Lake Effect Now Active Over Great Lakes
In a sign that the seasons are changing, the lake effect is now clearly visible over the Great Lakes. While most commonly associated with heavy snowfalls downwind of the Great Lakes, in these early pre-freezing times of the year it can be associated with the enhancement of rainfall as well. The lake effect has two principal causes: colder air that originated over land is advected over warmer lake water causing latent heat transfer into the cold air mass, while the topographical lift and sudden increase in friction at the opposite shore forces additional upward motion, leading to precipitation enhancement. Lake effect clouds are generally shallow compared to more synoptically-forced precipitation systems.
The lake effect is easily detectable via satellite as parallel bands of clouds oriented along the direction of the wind flow. However, advanced tools allow us to gain some additional insight about the lake effect and its underlying processes from satellites. For example, here is the Day Cloud Phase Distinction RGB from GOES-19. In this product, three GOES ABI channels with various cloud microphysical characteristics are assigned the red, green, or blue color in the animation to help highlight various characteristics of the clouds. In this product, low level liquid-phase clouds are lavender or cyan, thicker liquid clouds are yellow, glaciating clouds are green, and thin cirrus are salmon.
To begin with, the ASOS observations plotted on the above animation show northeasterly winds on either side of the Lake Michigan shore, being driven by a large midlatitude cyclone centered over northern Quebec (see the surface map here to know more about the synoptic situation). Bands of shallow convection are visible from the central axis of Lake Michigan streaming to the southeast. These clouds are a light cyan to periwinkle in color in this RGB, which indicates that they are likely low-level liquid clouds. This is consistent with what we’d expect for lake effect precipitaiton, especially in mid-October.
As the clouds propagate toward the Michigan shore, they become more congested and are changing to a greenish-yellow. This color shift indicates that they clouds are deepening and changing phase to ice at their tops. In fact, these clouds are growing deep enough to precipitate. Since surface temperatures on the western edge of the lower peninsula of Michigan are well into the mid 40s, this takes the form of rain. A contemporaneous view of the NEXRAD radar mosaic is seen below.
Of course, the key factor in the development of lake effect precipitation is a difference in the temperature of the air that originated over the land relative to the temperature of the water surface. The Great Lakes Surface Enivronmental Analysis produced by our colleagues at NOAA’s Great Lakes Environmental Research Laboratory shows that mid-lake temperatures are in the low-to-mid 60s.
However, the surface temperatures over Wisconsin depicted in the initial animation show that the airmass likely has a temperature in the mid 40s. That is a substantial difference between the lake and the air that is advecting over it, and so it should not be a surprise that this is having an impact on the precipitation patterns.
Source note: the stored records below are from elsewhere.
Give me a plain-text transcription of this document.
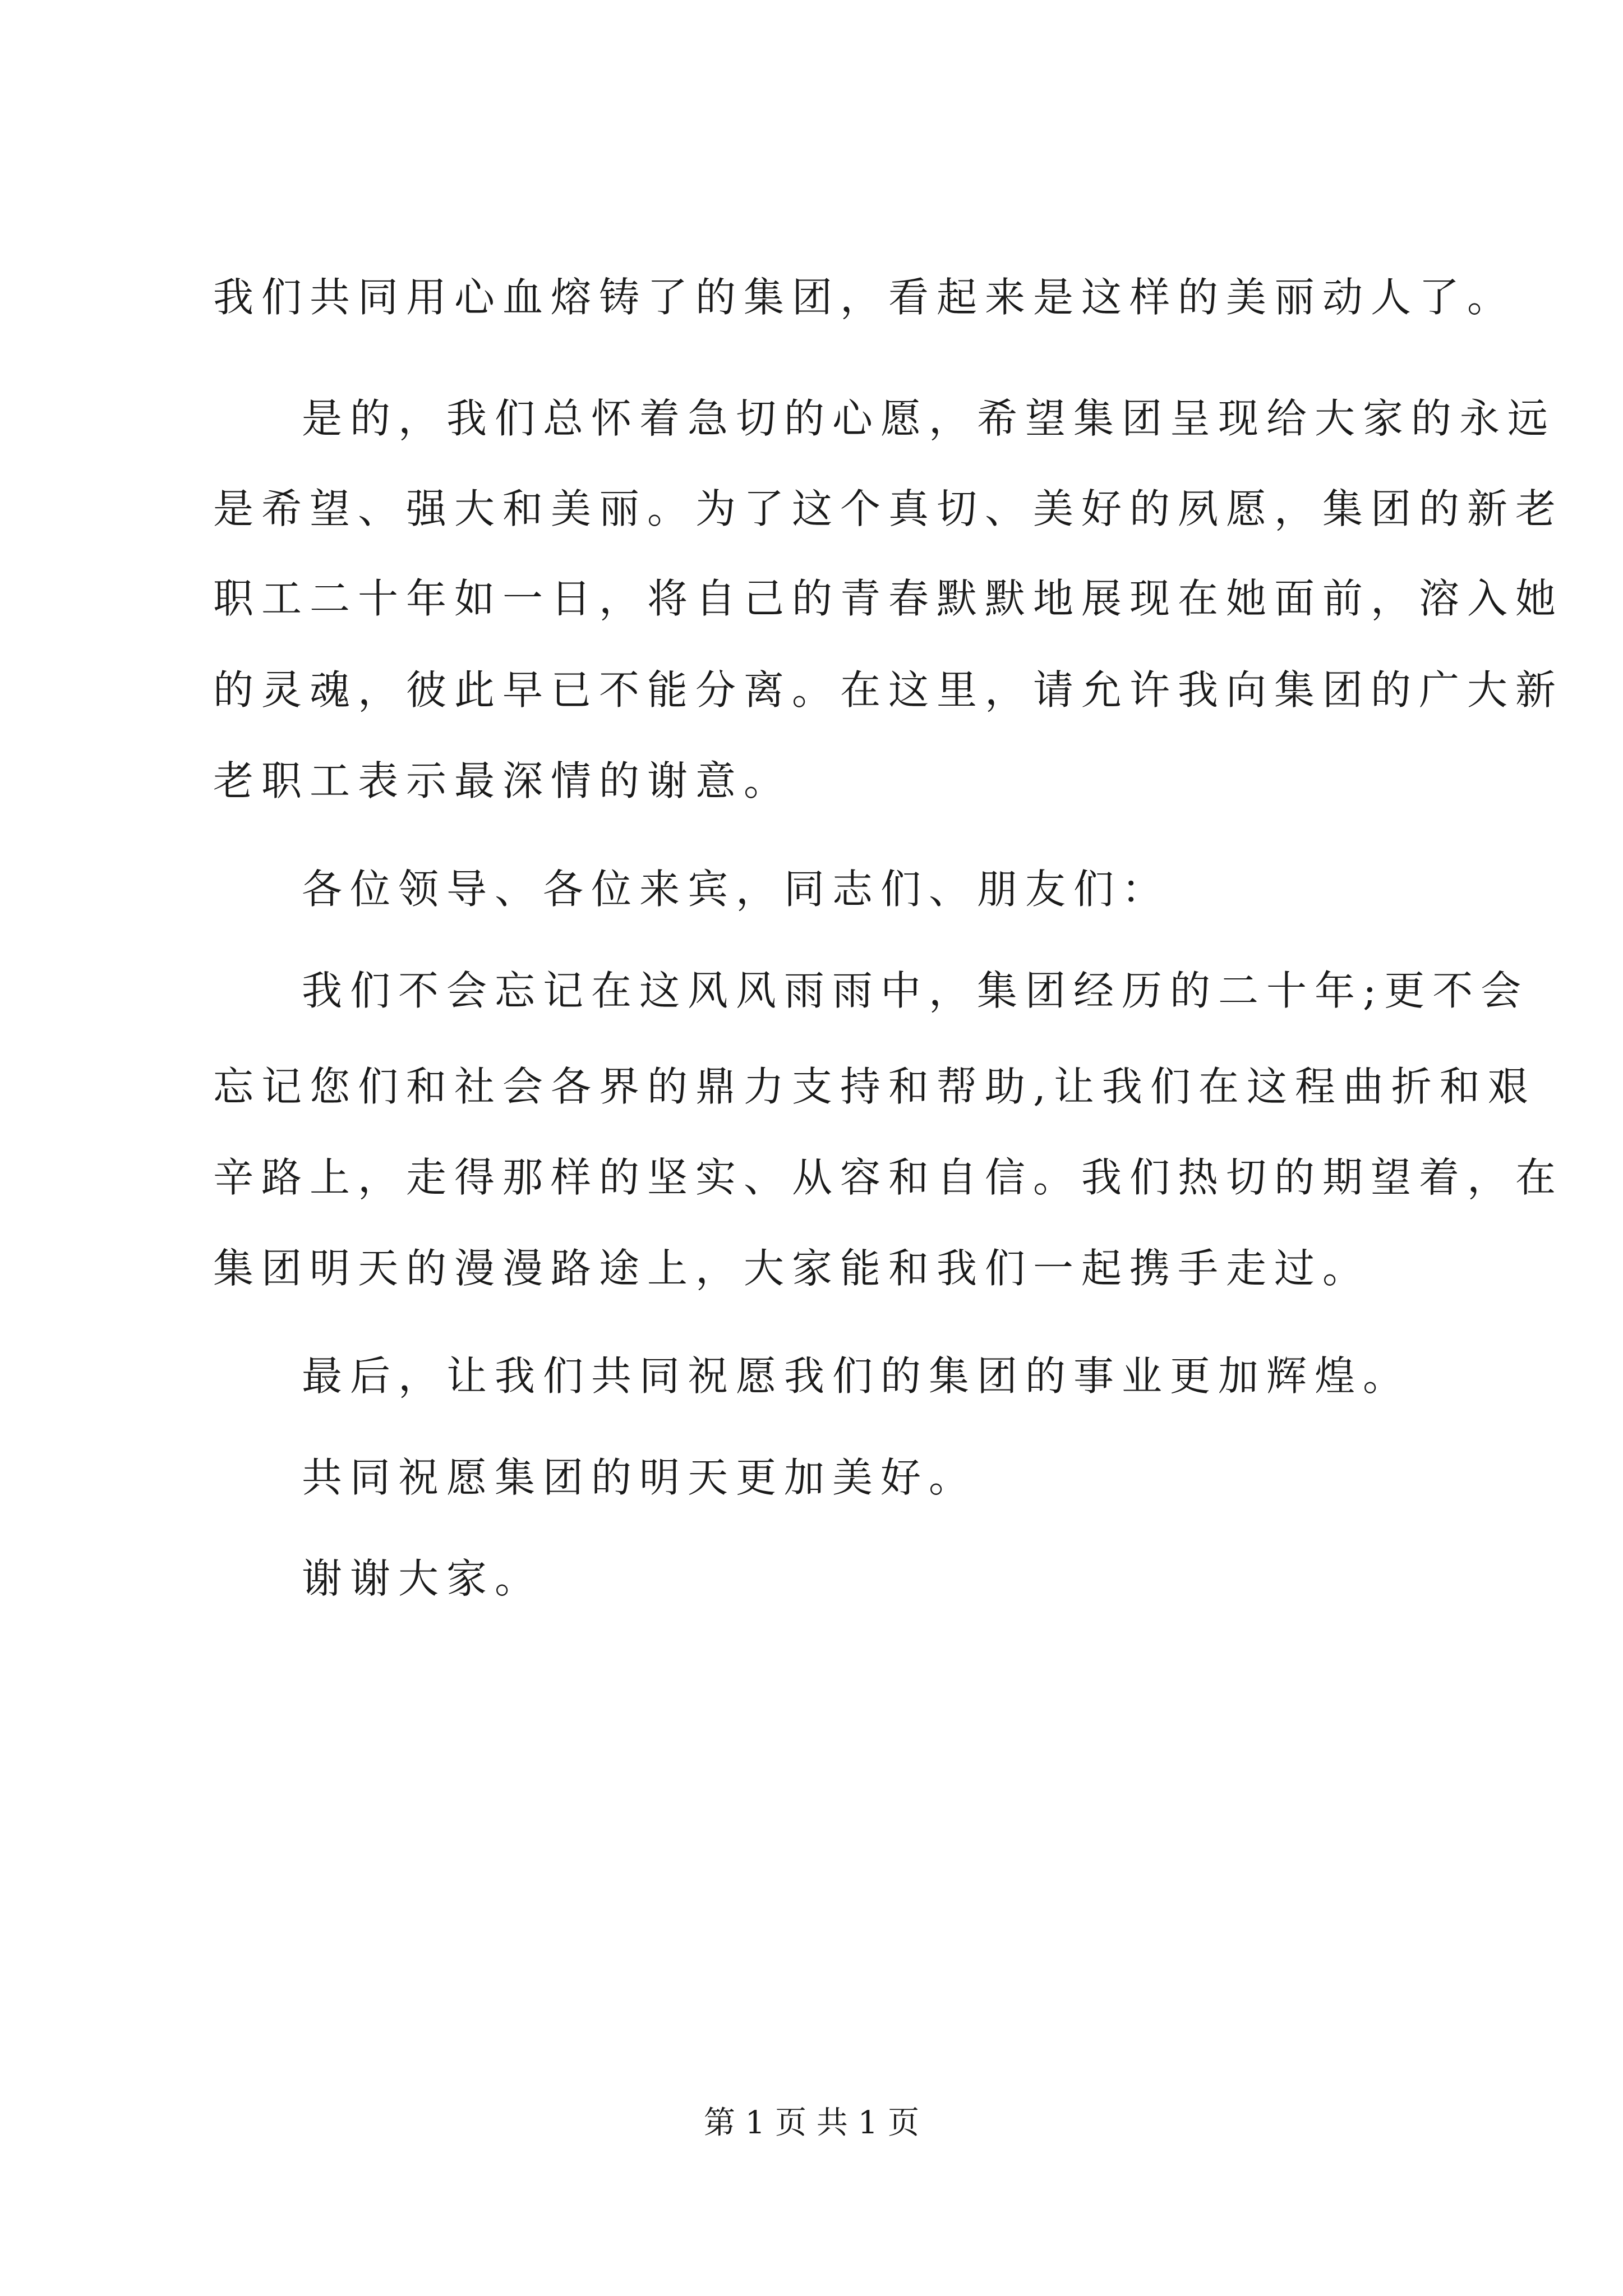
我们共同用心血熔铸了的集团，看起来是这样的美丽动人了。
是的，我们总怀着急切的心愿，希望集团呈现给大家的永远
是希望、强大和美丽。为了这个真切、美好的夙愿，集团的新老
职工二十年如一日，将自己的青春默默地展现在她面前，溶入她
的灵魂，彼此早已不能分离。在这里，请允许我向集团的广大新
老职工表示最深情的谢意。
各位领导、各位来宾，同志们、朋友们：
我们不会忘记在这风风雨雨中，集团经历的二十年;更不会
忘记您们和社会各界的鼎力支持和帮助,让我们在这程曲折和艰
辛路上，走得那样的坚实、从容和自信。我们热切的期望着，在
集团明天的漫漫路途上，大家能和我们一起携手走过。
最后，让我们共同祝愿我们的集团的事业更加辉煌。
共同祝愿集团的明天更加美好。
谢谢大家。
第 1 页 共 1 页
As noted above, lake effect precipitation is shallow. One way to illustrate this is by looking at two adjacent radars. The minimum elevation angle for a NEXRAD weather radar is typically set to 0.5 degrees above the horizon while the surface of the earth is curving away from the beam. This means the further away from a radar one goes, the farther above the surface the bottommost radar beam is. While deep precipitation systems are tall enough to be easily visible from multiple radars, shallow systems can often sneak below the minimum beam height. Here, contemporaneous radar images from Grand Rapids, Michigan(left), and Detroit (right), are shown. Note how the Detroit radar is unable to detect the rain in the western half of the state: it’s just too shallow to appear on that radar.
The lake effect will likely be contributing to rain and snow over the next few months as the large thermal mass of the lake generally means it remains warmer than the surrounding land for much of the fall and winter. (In the spring, the temperature gradient reverses and lake breezes are born instead).